Canada’s job market ended 2021 on a high note. According to Statistics Canada, Part-time employment declined by 68,000, but that was offset by a strong upswing in full-time employment of 123,000 for a total net of 55,000. These numbers were driven by gains in the good-producing sector with Ontario and Saskatchewan seeing the most growth.

However, these numbers came from before the surge in the newest COVID-19 variant. Omicron in Canada is causing a severe decline in employment to start 2022. Nonetheless, there is cause for optimism.

The Bad News

A lot of jobs were lost—more than expected. Statistics Canada reported that employment fell by 200,000 in January, with 117,000 part-time jobs lost and 83,000 full-time. Total hours worked fell by over 2 per cent after being at pre-pandemic levels at the end of 2021.

Most of these jobs were lost in Ontario and Quebec, where lockdown measures were the strictest in the country. Industries such as accommodation and food services, information, culture and recreation, and retail trade saw the largest declines.

The unemployment rate grew for the first time since April 2021, from 6 per cent to 6.5. The demographics who experienced the worst increases were young people aged 15 to 24 (2.5 per cent to 13.6) and women aged 25 to 54 (0.6 per cent to 5.3).

Finally, 10 per cent of employees were absent from work due to illness or disability—a record high.

The Good News

However, recent history shows the Canadian job market can rebound quickly. A similar surge in job losses last year in January was followed by 272,500 new jobs in February. Then in the spring, after losing nearly another 200,000, June bounced back with a gain of 214,000.

As frustrating as these yo-yoing numbers may be, it is encouraging to see that Canada’s job market is resilient. Also, while the record number of workers out due to illness is also daunting, it’s also a sign that employers tried to keep employees on payroll instead of laying them off. It’s also encouraging that workers are taking the necessary time off while to sick to avoid spread, hopefully leading to a shorter wave.

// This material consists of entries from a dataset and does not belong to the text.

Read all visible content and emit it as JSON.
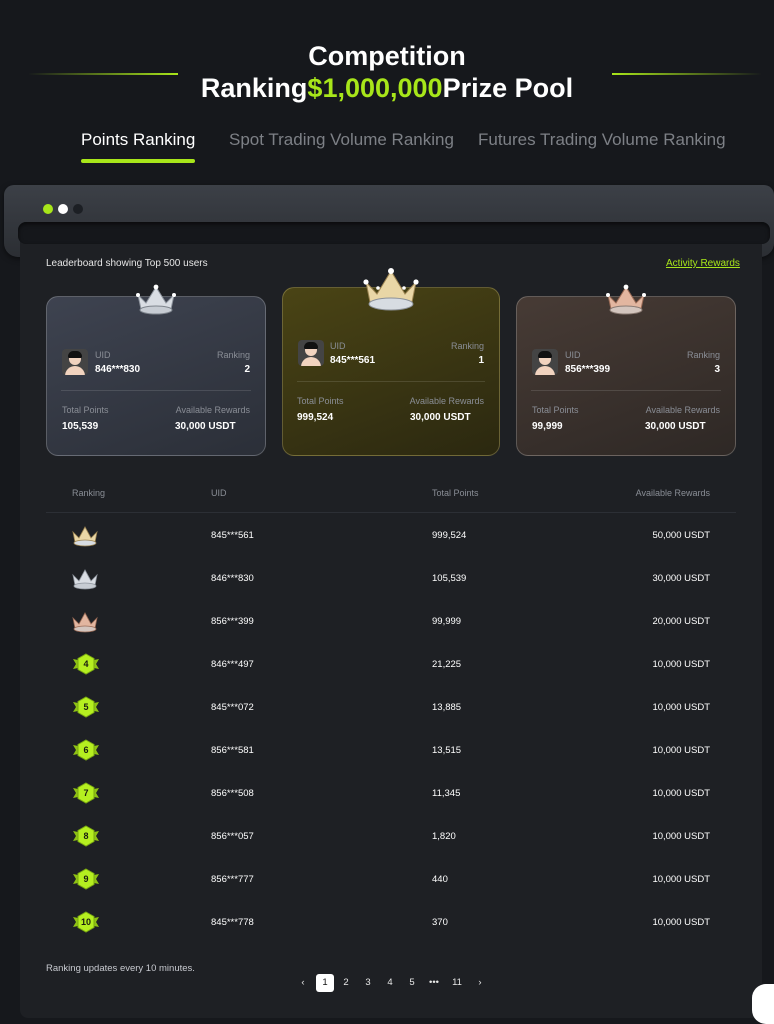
{
  "hero": {
    "line1": "Competition",
    "line2_prefix": "Ranking",
    "line2_amount": "$1,000,000",
    "line2_suffix": "Prize Pool"
  },
  "tabs": [
    {
      "label": "Points Ranking",
      "active": true
    },
    {
      "label": "Spot Trading Volume Ranking",
      "active": false
    },
    {
      "label": "Futures Trading Volume Ranking",
      "active": false
    }
  ],
  "window_dots": [
    "#a8e61a",
    "#ffffff",
    "#1c1f24"
  ],
  "leaderboard_info": "Leaderboard showing Top 500 users",
  "activity_rewards_link": "Activity Rewards",
  "podium": {
    "first": {
      "uid_label": "UID",
      "uid": "845***561",
      "ranking_label": "Ranking",
      "ranking": "1",
      "points_label": "Total Points",
      "points": "999,524",
      "rewards_label": "Available Rewards",
      "rewards": "30,000 USDT",
      "crown": "gold-crown-icon"
    },
    "second": {
      "uid_label": "UID",
      "uid": "846***830",
      "ranking_label": "Ranking",
      "ranking": "2",
      "points_label": "Total Points",
      "points": "105,539",
      "rewards_label": "Available Rewards",
      "rewards": "30,000 USDT",
      "crown": "silver-crown-icon"
    },
    "third": {
      "uid_label": "UID",
      "uid": "856***399",
      "ranking_label": "Ranking",
      "ranking": "3",
      "points_label": "Total Points",
      "points": "99,999",
      "rewards_label": "Available Rewards",
      "rewards": "30,000 USDT",
      "crown": "bronze-crown-icon"
    }
  },
  "table": {
    "headers": {
      "ranking": "Ranking",
      "uid": "UID",
      "points": "Total Points",
      "rewards": "Available Rewards"
    },
    "rows": [
      {
        "rank": "1",
        "icon": "gold-crown-icon",
        "uid": "845***561",
        "points": "999,524",
        "rewards": "50,000 USDT"
      },
      {
        "rank": "2",
        "icon": "silver-crown-icon",
        "uid": "846***830",
        "points": "105,539",
        "rewards": "30,000 USDT"
      },
      {
        "rank": "3",
        "icon": "bronze-crown-icon",
        "uid": "856***399",
        "points": "99,999",
        "rewards": "20,000 USDT"
      },
      {
        "rank": "4",
        "icon": "rank-badge-icon",
        "uid": "846***497",
        "points": "21,225",
        "rewards": "10,000 USDT"
      },
      {
        "rank": "5",
        "icon": "rank-badge-icon",
        "uid": "845***072",
        "points": "13,885",
        "rewards": "10,000 USDT"
      },
      {
        "rank": "6",
        "icon": "rank-badge-icon",
        "uid": "856***581",
        "points": "13,515",
        "rewards": "10,000 USDT"
      },
      {
        "rank": "7",
        "icon": "rank-badge-icon",
        "uid": "856***508",
        "points": "11,345",
        "rewards": "10,000 USDT"
      },
      {
        "rank": "8",
        "icon": "rank-badge-icon",
        "uid": "856***057",
        "points": "1,820",
        "rewards": "10,000 USDT"
      },
      {
        "rank": "9",
        "icon": "rank-badge-icon",
        "uid": "856***777",
        "points": "440",
        "rewards": "10,000 USDT"
      },
      {
        "rank": "10",
        "icon": "rank-badge-icon",
        "uid": "845***778",
        "points": "370",
        "rewards": "10,000 USDT"
      }
    ]
  },
  "footnote": "Ranking updates every 10 minutes.",
  "pagination": {
    "prev": "‹",
    "pages": [
      "1",
      "2",
      "3",
      "4",
      "5",
      "•••",
      "11"
    ],
    "current": "1",
    "next": "›"
  },
  "colors": {
    "accent": "#a8e61a",
    "background": "#16181c",
    "panel": "#1e2024"
  }
}
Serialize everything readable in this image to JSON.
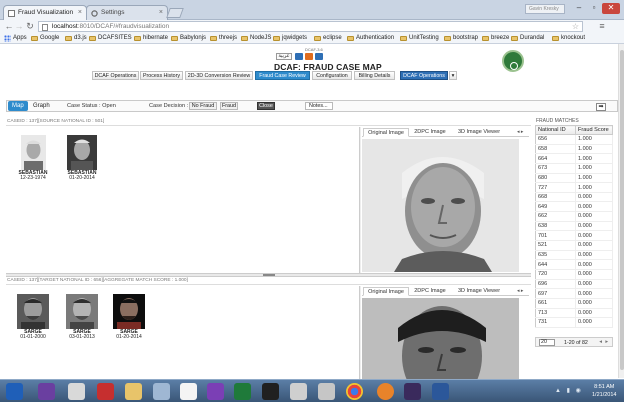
{
  "browser": {
    "tabs": [
      {
        "label": "Fraud Visualization",
        "active": true
      },
      {
        "label": "Settings",
        "active": false
      }
    ],
    "url_host": "localhost",
    "url_path": ":8010/DCAF/#fraudvisualization",
    "user_box": "Gavin Kresky",
    "bookmarks": [
      "Apps",
      "Google",
      "d3.js",
      "DCAFSITES",
      "hibernate",
      "Babylonjs",
      "threejs",
      "NodeJS",
      "jqwidgets",
      "eclipse",
      "Authentication",
      "UnitTesting",
      "bootstrap",
      "breeze",
      "Durandal",
      "knockout"
    ]
  },
  "header": {
    "brand_small": "DCAF-3.6",
    "lang_button": "عربية",
    "title": "DCAF: FRAUD CASE MAP",
    "menu": [
      {
        "label": "DCAF Operations",
        "active": false
      },
      {
        "label": "Process History",
        "active": false
      },
      {
        "label": "2D-3D Conversion Review",
        "active": false
      },
      {
        "label": "Fraud Case Review",
        "active": true
      },
      {
        "label": "Configuration",
        "active": false
      },
      {
        "label": "Billing Details",
        "active": false
      },
      {
        "label": "DCAF Operations",
        "active": false,
        "dropdown": true
      }
    ],
    "colors": {
      "accent": "#2e8bcc",
      "dcaf_blue": "#2e6fb5"
    }
  },
  "toolbar": {
    "tabs": [
      {
        "label": "Map",
        "selected": true
      },
      {
        "label": "Graph",
        "selected": false
      }
    ],
    "case_status": "Case Status : Open",
    "case_decision": "Case Decision :",
    "no_fraud": "No Fraud",
    "fraud": "Fraud",
    "close": "Close",
    "notes": "Notes...",
    "arrow_icon": "arrow-right-icon"
  },
  "source_case": {
    "header": "CASEID : 137][SOURCE NATIONAL ID : 501]",
    "people": [
      {
        "name": "SEBASTIAN",
        "date": "12-23-1974"
      },
      {
        "name": "SEBASTIAN",
        "date": "01-20-2014"
      }
    ],
    "viewer_tabs": [
      "Original Image",
      "2DPC Image",
      "3D Image Viewer"
    ]
  },
  "target_case": {
    "header": "CASEID : 137][TARGET NATIONAL ID : 656][AGGREGATE MATCH SCORE : 1.000]",
    "people": [
      {
        "name": "SARGE",
        "date": "01-01-2000"
      },
      {
        "name": "SARGE",
        "date": "03-01-2013"
      },
      {
        "name": "SARGE",
        "date": "01-20-2014"
      }
    ],
    "viewer_tabs": [
      "Original Image",
      "2DPC Image",
      "3D Image Viewer"
    ]
  },
  "fraud_matches": {
    "title": "FRAUD MATCHES",
    "columns": [
      "National ID",
      "Fraud Score"
    ],
    "rows": [
      [
        "656",
        "1.000"
      ],
      [
        "658",
        "1.000"
      ],
      [
        "664",
        "1.000"
      ],
      [
        "673",
        "1.000"
      ],
      [
        "680",
        "1.000"
      ],
      [
        "727",
        "1.000"
      ],
      [
        "668",
        "0.000"
      ],
      [
        "649",
        "0.000"
      ],
      [
        "662",
        "0.000"
      ],
      [
        "638",
        "0.000"
      ],
      [
        "701",
        "0.000"
      ],
      [
        "521",
        "0.000"
      ],
      [
        "635",
        "0.000"
      ],
      [
        "644",
        "0.000"
      ],
      [
        "720",
        "0.000"
      ],
      [
        "696",
        "0.000"
      ],
      [
        "697",
        "0.000"
      ],
      [
        "661",
        "0.000"
      ],
      [
        "713",
        "0.000"
      ],
      [
        "731",
        "0.000"
      ]
    ],
    "page_size": "20",
    "pager_text": "1-20 of 82"
  },
  "taskbar": {
    "icons": [
      "outlook-icon",
      "visual-studio-icon",
      "media-icon",
      "ccleaner-icon",
      "folder-icon",
      "desktop-icon",
      "file-icon",
      "visual-studio-purple-icon",
      "excel-icon",
      "command-prompt-icon",
      "tools-icon",
      "chrome-icon",
      "firefox-icon",
      "eclipse-icon",
      "word-icon"
    ],
    "time": "8:51 AM",
    "date": "1/21/2014"
  }
}
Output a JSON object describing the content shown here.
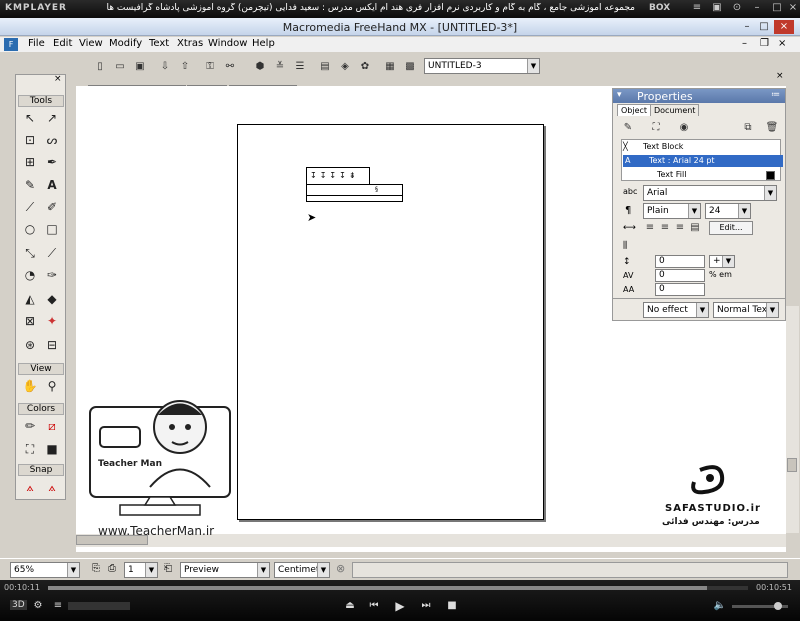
{
  "player": {
    "logo": "KMPLAYER",
    "title": "مجموعه آموزشی جامع ، گام به گام و کاربردی نرم افزار فری هند ام ایکس  مدرس : سعید فدایی (تیچرمن) گروه آموزشی پادشاه گرافیست ها",
    "box": "BOX",
    "time_current": "00:10:11",
    "time_total": "00:10:51",
    "badges": [
      "3D",
      "",
      "",
      "",
      "",
      ""
    ]
  },
  "window": {
    "title": "Macromedia FreeHand MX - [UNTITLED-3*]"
  },
  "menu": [
    "File",
    "Edit",
    "View",
    "Modify",
    "Text",
    "Xtras",
    "Window",
    "Help"
  ],
  "toolbar": {
    "doc_select": "UNTITLED-3"
  },
  "textbar": {
    "font": "Arial",
    "size": "24",
    "leading": "0"
  },
  "tools": {
    "title": "Tools",
    "view": "View",
    "colors": "Colors",
    "snap": "Snap"
  },
  "properties": {
    "title": "Properties",
    "tab_object": "Object",
    "tab_document": "Document",
    "items": [
      "Text Block",
      "Text : Arial 24 pt",
      "Text Fill"
    ],
    "font": "Arial",
    "style": "Plain",
    "size": "24",
    "edit": "Edit...",
    "v1": "0",
    "v2": "0",
    "v3": "0",
    "v4": "0",
    "unit": "% em",
    "effect": "No effect",
    "text_mode": "Normal Text"
  },
  "status": {
    "zoom": "65%",
    "page": "1",
    "view_mode": "Preview",
    "units": "Centimeters"
  },
  "overlay": {
    "site": "www.TeacherMan.ir",
    "logo_name": "Teacher Man",
    "safa": "SAFASTUDIO.ir",
    "teacher": "مدرس: مهندس فدائی"
  }
}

Average hourly wages grew by $0.72 in January 2022, which was down 2.7 per cent from the end of 2021, but still a 2.4 per cent year-over-year increase. So, for those looking for a new job, the good news is that wages are still trending upwards.

Finally, experts say that the worst of this wave is over, and provinces are rolling back mandates. We have seen a lot of ups and downs in the last two years, but this is certainly cause for cautious optimism for job seekers as things settle into a new normal.